4.3

625 109 47
                                    

Riuh rendah di meja Ravenclaw sepertinya menarik perhatian Jane. Aku juga bisa melihat Haechan ada di sana sedang menertawakan sesuatu dengan heboh bersama si Ketua Murid Renjun Huang dan si elegan Naomi Cho sampai bikin Thalia Han kabur. Huft, harus kuakui perasaan tidak sukaku pada Thalia Han masih tersisa meski aku tahu itu bukan sepenuhnya salahnya. 


Aku berjengit refleks saat siku Jane menyentuh lenganku. Aku tahu Jane pasti tidak sengaja. Buru-buru kunetralkan kembali ekspresiku agar dia tidak curiga.


"Ada yang sakit?"


"Aku baik-baik saja." Cepat-cepat menggeleng, kutepis tangan Jane yang sudah mau memeriksaku. Tidak, Jane enggak boleh tahu.
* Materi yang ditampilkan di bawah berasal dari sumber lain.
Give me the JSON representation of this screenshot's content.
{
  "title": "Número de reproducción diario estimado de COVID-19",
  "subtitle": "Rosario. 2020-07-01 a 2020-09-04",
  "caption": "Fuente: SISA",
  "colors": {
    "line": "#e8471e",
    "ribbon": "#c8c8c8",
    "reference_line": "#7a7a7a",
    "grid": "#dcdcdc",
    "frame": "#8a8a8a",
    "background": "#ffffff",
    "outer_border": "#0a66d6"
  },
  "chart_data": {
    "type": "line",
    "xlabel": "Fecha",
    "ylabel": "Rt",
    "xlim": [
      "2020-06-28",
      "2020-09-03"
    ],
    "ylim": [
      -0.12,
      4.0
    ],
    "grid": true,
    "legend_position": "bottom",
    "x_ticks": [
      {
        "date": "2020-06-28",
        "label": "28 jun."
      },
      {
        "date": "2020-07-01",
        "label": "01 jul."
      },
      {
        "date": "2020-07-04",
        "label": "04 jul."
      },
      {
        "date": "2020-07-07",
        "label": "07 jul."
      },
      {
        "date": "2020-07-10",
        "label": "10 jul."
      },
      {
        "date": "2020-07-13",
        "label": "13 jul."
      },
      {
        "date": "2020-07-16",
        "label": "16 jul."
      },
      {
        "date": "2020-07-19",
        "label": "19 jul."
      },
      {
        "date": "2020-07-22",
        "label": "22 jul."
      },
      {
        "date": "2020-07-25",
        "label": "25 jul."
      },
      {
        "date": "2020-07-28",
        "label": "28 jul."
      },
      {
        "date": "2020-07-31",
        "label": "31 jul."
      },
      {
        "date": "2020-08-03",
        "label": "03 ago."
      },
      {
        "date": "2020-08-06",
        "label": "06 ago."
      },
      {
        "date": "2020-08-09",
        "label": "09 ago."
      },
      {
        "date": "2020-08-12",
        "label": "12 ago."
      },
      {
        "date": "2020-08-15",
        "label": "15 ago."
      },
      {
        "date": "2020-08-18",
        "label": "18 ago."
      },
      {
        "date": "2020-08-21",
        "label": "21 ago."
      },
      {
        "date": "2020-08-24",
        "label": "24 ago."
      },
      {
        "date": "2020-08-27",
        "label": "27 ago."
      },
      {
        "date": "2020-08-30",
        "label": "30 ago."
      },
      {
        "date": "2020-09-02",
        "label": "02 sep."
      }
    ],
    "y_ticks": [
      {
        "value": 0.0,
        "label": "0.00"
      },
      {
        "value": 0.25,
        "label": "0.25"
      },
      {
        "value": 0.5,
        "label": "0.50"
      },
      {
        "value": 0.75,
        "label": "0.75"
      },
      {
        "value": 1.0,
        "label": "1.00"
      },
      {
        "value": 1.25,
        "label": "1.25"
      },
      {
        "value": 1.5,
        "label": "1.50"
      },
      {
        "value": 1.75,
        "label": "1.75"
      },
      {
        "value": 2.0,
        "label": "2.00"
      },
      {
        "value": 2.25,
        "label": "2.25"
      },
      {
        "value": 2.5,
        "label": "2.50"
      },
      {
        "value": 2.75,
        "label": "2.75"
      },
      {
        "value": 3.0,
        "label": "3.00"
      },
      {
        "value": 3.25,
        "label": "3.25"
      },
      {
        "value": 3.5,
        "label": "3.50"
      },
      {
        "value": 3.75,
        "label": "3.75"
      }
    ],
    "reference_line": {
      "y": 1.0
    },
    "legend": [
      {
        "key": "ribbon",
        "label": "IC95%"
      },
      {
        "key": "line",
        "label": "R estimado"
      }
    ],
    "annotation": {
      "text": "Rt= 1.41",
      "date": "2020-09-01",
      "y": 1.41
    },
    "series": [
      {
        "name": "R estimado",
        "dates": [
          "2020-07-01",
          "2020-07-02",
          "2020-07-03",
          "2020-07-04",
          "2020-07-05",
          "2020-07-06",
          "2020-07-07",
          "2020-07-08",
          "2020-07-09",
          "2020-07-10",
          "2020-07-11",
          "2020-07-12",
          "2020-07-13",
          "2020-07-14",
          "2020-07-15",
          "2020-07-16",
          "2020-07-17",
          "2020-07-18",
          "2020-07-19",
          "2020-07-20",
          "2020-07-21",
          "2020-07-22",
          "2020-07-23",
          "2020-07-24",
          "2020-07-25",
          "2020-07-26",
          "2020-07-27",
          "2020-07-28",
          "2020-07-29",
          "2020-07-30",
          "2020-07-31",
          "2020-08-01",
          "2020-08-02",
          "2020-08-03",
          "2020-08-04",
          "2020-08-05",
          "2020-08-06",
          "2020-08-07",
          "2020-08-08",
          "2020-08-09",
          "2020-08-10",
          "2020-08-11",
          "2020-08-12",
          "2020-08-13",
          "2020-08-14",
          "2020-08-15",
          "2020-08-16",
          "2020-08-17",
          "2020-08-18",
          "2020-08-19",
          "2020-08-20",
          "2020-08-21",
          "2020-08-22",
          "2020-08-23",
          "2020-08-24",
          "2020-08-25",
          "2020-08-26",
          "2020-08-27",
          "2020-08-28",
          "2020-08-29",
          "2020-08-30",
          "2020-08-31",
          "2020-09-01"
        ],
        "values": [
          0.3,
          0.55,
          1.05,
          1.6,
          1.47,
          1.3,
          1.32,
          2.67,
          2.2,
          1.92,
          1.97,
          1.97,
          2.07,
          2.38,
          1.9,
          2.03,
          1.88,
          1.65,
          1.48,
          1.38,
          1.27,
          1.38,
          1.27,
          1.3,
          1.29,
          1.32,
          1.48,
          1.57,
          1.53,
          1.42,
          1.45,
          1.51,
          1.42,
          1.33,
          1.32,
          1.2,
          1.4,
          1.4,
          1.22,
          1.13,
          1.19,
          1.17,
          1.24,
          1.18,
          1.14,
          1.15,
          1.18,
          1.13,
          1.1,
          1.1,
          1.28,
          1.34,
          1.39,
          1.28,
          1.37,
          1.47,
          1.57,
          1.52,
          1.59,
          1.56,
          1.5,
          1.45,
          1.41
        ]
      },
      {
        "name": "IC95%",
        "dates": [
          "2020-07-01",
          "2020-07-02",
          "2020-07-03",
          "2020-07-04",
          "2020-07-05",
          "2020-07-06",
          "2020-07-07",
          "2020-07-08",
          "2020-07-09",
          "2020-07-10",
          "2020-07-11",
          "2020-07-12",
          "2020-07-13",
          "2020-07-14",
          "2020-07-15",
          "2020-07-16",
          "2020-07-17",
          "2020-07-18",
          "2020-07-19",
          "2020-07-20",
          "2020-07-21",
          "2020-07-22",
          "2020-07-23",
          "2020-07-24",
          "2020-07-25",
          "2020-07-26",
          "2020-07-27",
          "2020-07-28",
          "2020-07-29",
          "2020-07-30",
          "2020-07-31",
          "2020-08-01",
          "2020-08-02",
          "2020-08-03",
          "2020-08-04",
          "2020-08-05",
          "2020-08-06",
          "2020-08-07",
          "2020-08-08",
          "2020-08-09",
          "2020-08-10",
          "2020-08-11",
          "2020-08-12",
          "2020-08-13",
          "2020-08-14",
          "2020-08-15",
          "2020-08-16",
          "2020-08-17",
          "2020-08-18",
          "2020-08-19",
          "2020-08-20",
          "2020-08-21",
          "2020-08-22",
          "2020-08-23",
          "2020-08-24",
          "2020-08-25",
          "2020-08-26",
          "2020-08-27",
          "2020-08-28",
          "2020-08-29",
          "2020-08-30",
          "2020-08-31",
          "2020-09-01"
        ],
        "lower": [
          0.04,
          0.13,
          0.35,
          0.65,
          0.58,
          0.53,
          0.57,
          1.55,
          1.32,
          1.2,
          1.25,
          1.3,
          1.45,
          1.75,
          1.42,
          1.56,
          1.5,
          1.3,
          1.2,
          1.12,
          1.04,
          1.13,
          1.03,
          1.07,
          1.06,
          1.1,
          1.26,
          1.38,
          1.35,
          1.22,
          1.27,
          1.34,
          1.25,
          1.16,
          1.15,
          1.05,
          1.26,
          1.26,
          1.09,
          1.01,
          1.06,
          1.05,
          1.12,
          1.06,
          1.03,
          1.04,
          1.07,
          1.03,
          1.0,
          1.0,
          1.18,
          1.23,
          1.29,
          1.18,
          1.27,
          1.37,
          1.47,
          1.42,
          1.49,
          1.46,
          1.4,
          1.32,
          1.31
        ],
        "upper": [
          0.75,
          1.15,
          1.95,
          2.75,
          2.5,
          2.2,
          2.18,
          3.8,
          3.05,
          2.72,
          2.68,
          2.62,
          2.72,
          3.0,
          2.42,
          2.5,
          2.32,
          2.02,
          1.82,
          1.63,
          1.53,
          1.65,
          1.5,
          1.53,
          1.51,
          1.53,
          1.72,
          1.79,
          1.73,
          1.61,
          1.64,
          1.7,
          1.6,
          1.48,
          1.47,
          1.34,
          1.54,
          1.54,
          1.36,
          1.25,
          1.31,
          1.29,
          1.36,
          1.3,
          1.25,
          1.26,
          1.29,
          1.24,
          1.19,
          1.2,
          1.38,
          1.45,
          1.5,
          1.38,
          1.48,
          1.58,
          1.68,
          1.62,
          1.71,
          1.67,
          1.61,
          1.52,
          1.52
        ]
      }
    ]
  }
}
Tapi, gerakanku malah membuat lengan jubahku semakin tersingkap. Ekspresi Jane langsung murka dan dia menarik tanganku sebelum aku bisa berkelit agar bisa melihat memar yang mulai kekuningan itu lebih jelas. Buah tangan Maggie Jackson yang aku lupa belum sembuh benar dan tidak kututupi dengan mantera. Aku memang sengaja tidak bilang seperti biasa karena tahu Jane tidak akan tinggal diam. Lagipula dia sudah cukup sibuk dengan latihan Quidditch. Sahabatku itu lebih sering membiarkan ototnya bekerja lebih dulu daripada otaknya. Kurasa itu yang membuatnya tahan digembleng secara fisik selama latihan Quidditch.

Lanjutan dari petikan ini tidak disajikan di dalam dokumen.